NEW YORK -- Around 8:30 last Monday morning, Inderjeet Parmar ran out of gas. He sold the last 1,000 gallons at his Getty station in Queens and soon after, a city marshal arrived with an eviction notice and asked him to stand on the sidewalk as technicians checked his tanks for signs of sabotage.

Since last fall, Parmar has been fighting LUKoil, Getty's Russian parent company, over his rent (too high, he claimed) and his share of profits (too low). Last week, the long struggle for this vocal gasoline franchisee finally ended. "These big companies, they are squeezing the poor guy every day," said Parmar, resplendent in his brand-new American flag shirt. "We are not terrorists. These people are terrorists."

Parmar's war was not without drama. There were public denunciations of LUKoil ("a Russian mob"), President Vladimir Putin and President George W. Bush. There was the matter of Parmar getting gas from another distributor and charging 15 percent less than his competitors, while refusing to pay the rent. Add to that a spate of media attention, most recently his appearance on a comedy television show.

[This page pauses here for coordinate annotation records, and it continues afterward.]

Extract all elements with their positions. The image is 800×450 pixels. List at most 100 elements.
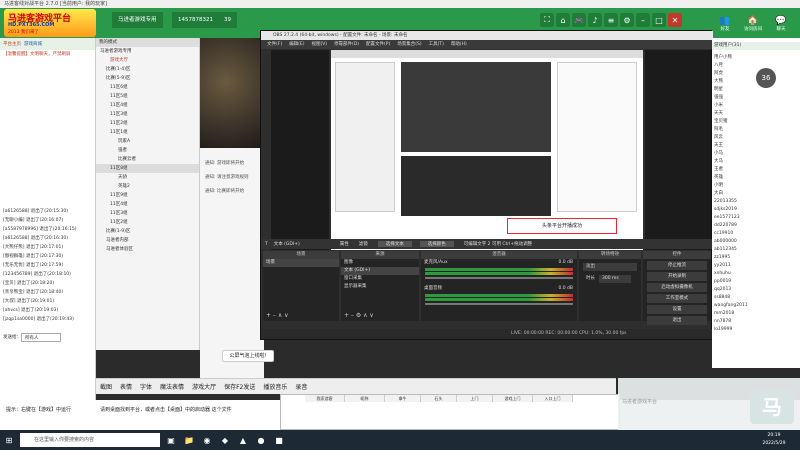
tree-item[interactable]: 英雄2: [96, 182, 199, 191]
home-link[interactable]: 平台主页: [0, 40, 21, 49]
obs-menu-item[interactable]: 停靠部件(D): [334, 40, 359, 49]
user-row[interactable]: ss8848: [712, 294, 800, 302]
tree-item[interactable]: 天骄: [96, 173, 199, 182]
tree-item[interactable]: 11区2组: [96, 218, 199, 227]
font-button[interactable]: 字体: [140, 382, 152, 391]
source-add-icon[interactable]: + – ⚙ ∧ ∨: [344, 312, 374, 319]
shop-link[interactable]: 游戏商城: [21, 40, 42, 49]
user-row[interactable]: pp0019: [712, 278, 800, 286]
close-icon[interactable]: ✕: [668, 13, 682, 27]
user-row[interactable]: 强强: [712, 94, 800, 102]
tree-item[interactable]: 比赛(1-9)区: [96, 227, 199, 236]
app-icon[interactable]: ▲: [236, 432, 250, 448]
user-row[interactable]: ab112345: [712, 246, 800, 254]
visit-room-button[interactable]: 🏠 访问房间: [740, 12, 766, 36]
preview-caption-box[interactable]: 头条平台开播成功: [507, 218, 617, 234]
send-button[interactable]: 保存F2发送: [224, 382, 255, 391]
tree-item[interactable]: 比赛(5-9)区: [96, 74, 199, 83]
record-button[interactable]: 录音: [295, 382, 307, 391]
platform-logo[interactable]: 马进客游戏平台 HD.PXT365.COM 2013 我们来了: [4, 9, 96, 37]
obs-menu-item[interactable]: 场景集合(S): [397, 40, 421, 49]
chat-button[interactable]: 💬 聊天: [768, 12, 794, 36]
properties-button[interactable]: 属性: [340, 241, 349, 247]
user-row[interactable]: zz1995: [712, 254, 800, 262]
user-row[interactable]: qq2013: [712, 286, 800, 294]
user-row[interactable]: 八月: [712, 62, 800, 70]
exit-button[interactable]: 退出: [647, 316, 707, 325]
source-item[interactable]: 图像: [341, 259, 419, 267]
tree-item[interactable]: 11区5组: [96, 92, 199, 101]
lobby-button[interactable]: 游戏大厅: [192, 382, 216, 391]
task-view-icon[interactable]: ▣: [164, 432, 178, 448]
fullscreen-icon[interactable]: ⛶: [540, 13, 554, 27]
user-row[interactable]: lo19999: [712, 326, 800, 334]
tree-item[interactable]: 玩家A: [96, 137, 199, 146]
app-icon[interactable]: ●: [254, 432, 268, 448]
friends-button[interactable]: 👥 好友: [712, 12, 738, 36]
obs-menu-item[interactable]: 配置文件(P): [366, 40, 390, 49]
obs-preview-canvas[interactable]: 头条平台开播成功: [331, 50, 643, 250]
app-icon[interactable]: ◆: [218, 432, 232, 448]
tree-item[interactable]: 马进者内部: [96, 236, 199, 245]
user-row[interactable]: 明星: [712, 86, 800, 94]
screenshot-button[interactable]: 截图: [100, 382, 112, 391]
duration-input[interactable]: 300 ms: [599, 275, 631, 283]
stop-streaming-button[interactable]: 停止推流: [647, 261, 707, 270]
tree-item[interactable]: 比赛(1-4)区: [96, 65, 199, 74]
user-row[interactable]: 大白: [712, 190, 800, 198]
filters-button[interactable]: 滤镜: [359, 241, 368, 247]
user-row[interactable]: 大马: [712, 158, 800, 166]
obs-menu-item[interactable]: 工具(T): [429, 40, 444, 49]
browser-icon[interactable]: ◉: [200, 432, 214, 448]
obs-menu-item[interactable]: 编辑(E): [289, 40, 304, 49]
settings-button[interactable]: 设置: [647, 305, 707, 314]
home-icon[interactable]: ⌂: [556, 13, 570, 27]
user-row[interactable]: ab000000: [712, 238, 800, 246]
magic-emoji-button[interactable]: 魔法表情: [160, 382, 184, 391]
obs-menu-item[interactable]: 视图(V): [311, 40, 327, 49]
user-row[interactable]: 天天: [712, 110, 800, 118]
studio-mode-button[interactable]: 工作室模式: [647, 294, 707, 303]
select-text-button[interactable]: 选择文本: [377, 241, 412, 247]
obs-menu-item[interactable]: 帮助(H): [451, 40, 467, 49]
user-row[interactable]: sdjks2019: [712, 206, 800, 214]
user-row[interactable]: xxhuhu: [712, 270, 800, 278]
volume-slider[interactable]: [425, 277, 573, 279]
maximize-icon[interactable]: □: [652, 13, 666, 27]
gamepad-icon[interactable]: 🎮: [572, 13, 586, 27]
select-color-button[interactable]: 选择颜色: [419, 241, 454, 247]
taskbar-search-input[interactable]: 在这里输入你要搜索的内容: [20, 433, 160, 447]
obs-menu-item[interactable]: 文件(F): [267, 40, 282, 49]
user-row[interactable]: 用户小熊: [712, 54, 800, 62]
tree-item-selected[interactable]: 11区8组: [96, 164, 199, 173]
tree-item[interactable]: 11区1组: [96, 128, 199, 137]
scene-item[interactable]: 场景: [263, 259, 339, 267]
transition-select[interactable]: 淡出: [583, 263, 637, 271]
source-item[interactable]: 显示器采集: [341, 283, 419, 291]
chat-target-select[interactable]: 所有人: [21, 332, 61, 342]
volume-slider[interactable]: [425, 303, 573, 305]
taskbar-clock[interactable]: 20:19 2022/5/29: [752, 432, 796, 448]
app-icon[interactable]: ■: [272, 432, 286, 448]
tree-item[interactable]: 游戏大厅: [96, 56, 199, 65]
source-item[interactable]: 窗口采集: [341, 275, 419, 283]
user-row[interactable]: 阿毛: [712, 126, 800, 134]
sound-icon[interactable]: ♪: [588, 13, 602, 27]
settings-icon[interactable]: ⚙: [620, 13, 634, 27]
user-row[interactable]: 小马: [712, 150, 800, 158]
user-row[interactable]: yy2011: [712, 262, 800, 270]
windows-start-icon[interactable]: ⊞: [2, 432, 16, 448]
tree-item[interactable]: 11区4组: [96, 101, 199, 110]
emoji-button[interactable]: 表情: [120, 382, 132, 391]
user-row[interactable]: 小明: [712, 182, 800, 190]
user-row[interactable]: nn7878: [712, 318, 800, 326]
tree-item[interactable]: 11区2组: [96, 119, 199, 128]
source-item[interactable]: 文本 (GDI+): [341, 267, 419, 275]
user-row[interactable]: 英雄: [712, 174, 800, 182]
tree-item[interactable]: 11区3组: [96, 110, 199, 119]
user-row[interactable]: 宝贝猪: [712, 118, 800, 126]
virtual-camera-button[interactable]: 启动虚拟摄像机: [647, 283, 707, 292]
file-explorer-icon[interactable]: 📁: [182, 432, 196, 448]
user-row[interactable]: cc19910: [712, 230, 800, 238]
scene-add-icon[interactable]: + – ∧ ∨: [266, 312, 289, 319]
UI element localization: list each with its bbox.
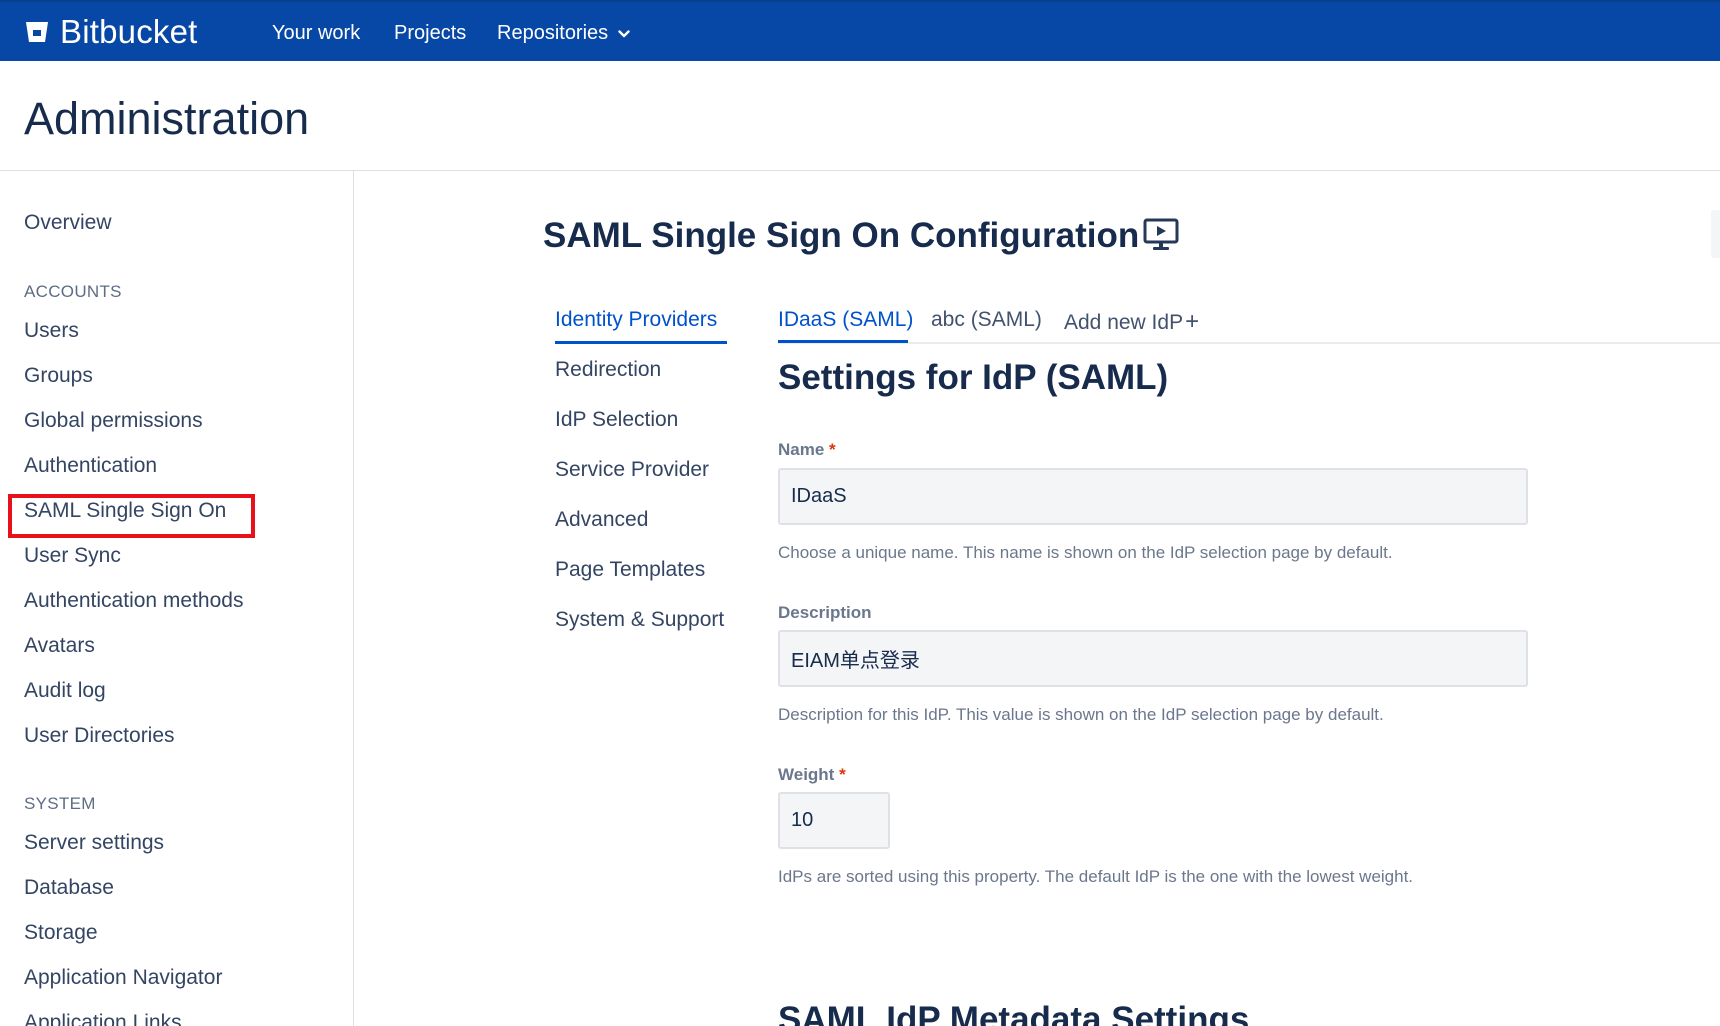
subnav-system-support[interactable]: System & Support [555,608,724,632]
name-input[interactable] [778,468,1528,525]
page-title: Administration [24,93,310,144]
tab-idaas-saml[interactable]: IDaaS (SAML) [778,308,913,332]
plus-icon: + [1185,308,1200,335]
subnav-idp-selection[interactable]: IdP Selection [555,408,678,432]
subnav-identity-providers[interactable]: Identity Providers [555,308,717,332]
subnav-redirection[interactable]: Redirection [555,358,661,382]
sidebar-item-overview[interactable]: Overview [24,211,112,235]
scrollbar-handle[interactable] [1711,210,1720,258]
selected-item-highlight [8,494,255,538]
app-name: Bitbucket [60,13,198,50]
sidebar-item-application-links[interactable]: Application Links [24,1011,182,1026]
weight-help-text: IdPs are sorted using this property. The… [778,867,1414,886]
bitbucket-logo[interactable]: Bitbucket [24,13,198,50]
tabs-divider [778,342,1720,344]
sidebar-item-avatars[interactable]: Avatars [24,634,95,658]
video-tutorial-icon[interactable] [1143,218,1179,252]
name-label-text: Name [778,440,825,459]
nav-projects[interactable]: Projects [394,22,466,45]
sidebar-item-server-settings[interactable]: Server settings [24,831,164,855]
sidebar-item-storage[interactable]: Storage [24,921,98,945]
required-indicator: * [839,765,846,784]
sidebar-item-groups[interactable]: Groups [24,364,93,388]
sidebar-item-application-navigator[interactable]: Application Navigator [24,966,222,990]
description-input[interactable] [778,630,1528,687]
description-label-text: Description [778,603,872,622]
sidebar-item-authentication-methods[interactable]: Authentication methods [24,589,243,613]
weight-label: Weight * [778,765,846,785]
required-indicator: * [829,440,836,459]
subnav-page-templates[interactable]: Page Templates [555,558,705,582]
sidebar-item-database[interactable]: Database [24,876,114,900]
weight-label-text: Weight [778,765,835,784]
tab-abc-saml[interactable]: abc (SAML) [931,308,1042,332]
config-title: SAML Single Sign On Configuration [543,216,1140,255]
nav-repositories-label: Repositories [497,22,609,44]
weight-input[interactable] [778,792,890,849]
name-help-text: Choose a unique name. This name is shown… [778,543,1393,562]
metadata-settings-title: SAML IdP Metadata Settings [778,1000,1250,1026]
sidebar-item-users[interactable]: Users [24,319,79,343]
tab-add-new-idp[interactable]: Add new IdP+ [1064,308,1199,336]
nav-repositories-dropdown[interactable]: Repositories [497,22,630,45]
tab-active-indicator [778,340,908,343]
top-navigation-bar: Bitbucket Your work Projects Repositorie… [0,0,1720,61]
tab-add-new-idp-label: Add new IdP [1064,311,1184,334]
sidebar-item-authentication[interactable]: Authentication [24,454,157,478]
description-help-text: Description for this IdP. This value is … [778,705,1384,724]
sidebar-item-user-directories[interactable]: User Directories [24,724,175,748]
subnav-service-provider[interactable]: Service Provider [555,458,709,482]
name-label: Name * [778,440,836,460]
sidebar-item-audit-log[interactable]: Audit log [24,679,106,703]
bitbucket-icon [26,22,48,42]
page-header: Administration [0,61,1720,171]
nav-your-work[interactable]: Your work [272,22,360,45]
admin-sidebar: Overview ACCOUNTS Users Groups Global pe… [0,171,354,1026]
description-label: Description [778,603,872,623]
sidebar-item-user-sync[interactable]: User Sync [24,544,121,568]
sidebar-heading-accounts: ACCOUNTS [24,282,122,301]
chevron-down-icon [618,29,630,37]
sidebar-item-global-permissions[interactable]: Global permissions [24,409,203,433]
sidebar-heading-system: SYSTEM [24,794,96,813]
section-title: Settings for IdP (SAML) [778,358,1169,397]
subnav-advanced[interactable]: Advanced [555,508,648,532]
subnav-active-indicator [555,341,727,344]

It was only a matter of time before eviction day came around, since a Civil Court judge ruled earlier this month that Parmar had breached his lease. His family salvaged what they could from the station, which stank of peppers and vinegar from the recently stripped-bare Blimpie sandwich shop that he ran there. "What is America? Where are our rights? Where is our freedom?" asked Parmar's wife, Satinder. "In America, this is ridiculous."

From LUKoil's point of view, things are much more straightforward. A company spokesman, Joseph Shwirtz, said Parmar had agreed to the terms of the lease he is protesting, so his claims of an unfair rent increase were disingenuous.

"That's not the way we operate," Shwirtz said. "I think for his own purposes, Parmar would like to paint it that way."

Despite losing both of his gas stations (he ran a second LUKoil station in College Point, Queens), Parmar will take his protest to the national level. He plans to stand outside the Russian Consulate in New York, or perhaps the Russian Embassy in Washington, with custom-made signs protesting LUKoil. His 9-year-old son, Gurparshad, has expressed interest in joining him.

As for a livelihood, Parmar admits that other gas stations may be reluctant to hire him. And so, as he did when he arrived here from India in 1979, Parmar will most likely get behind the wheel of a taxi, where the scent of gasoline will occasionally remind him of his fighting days.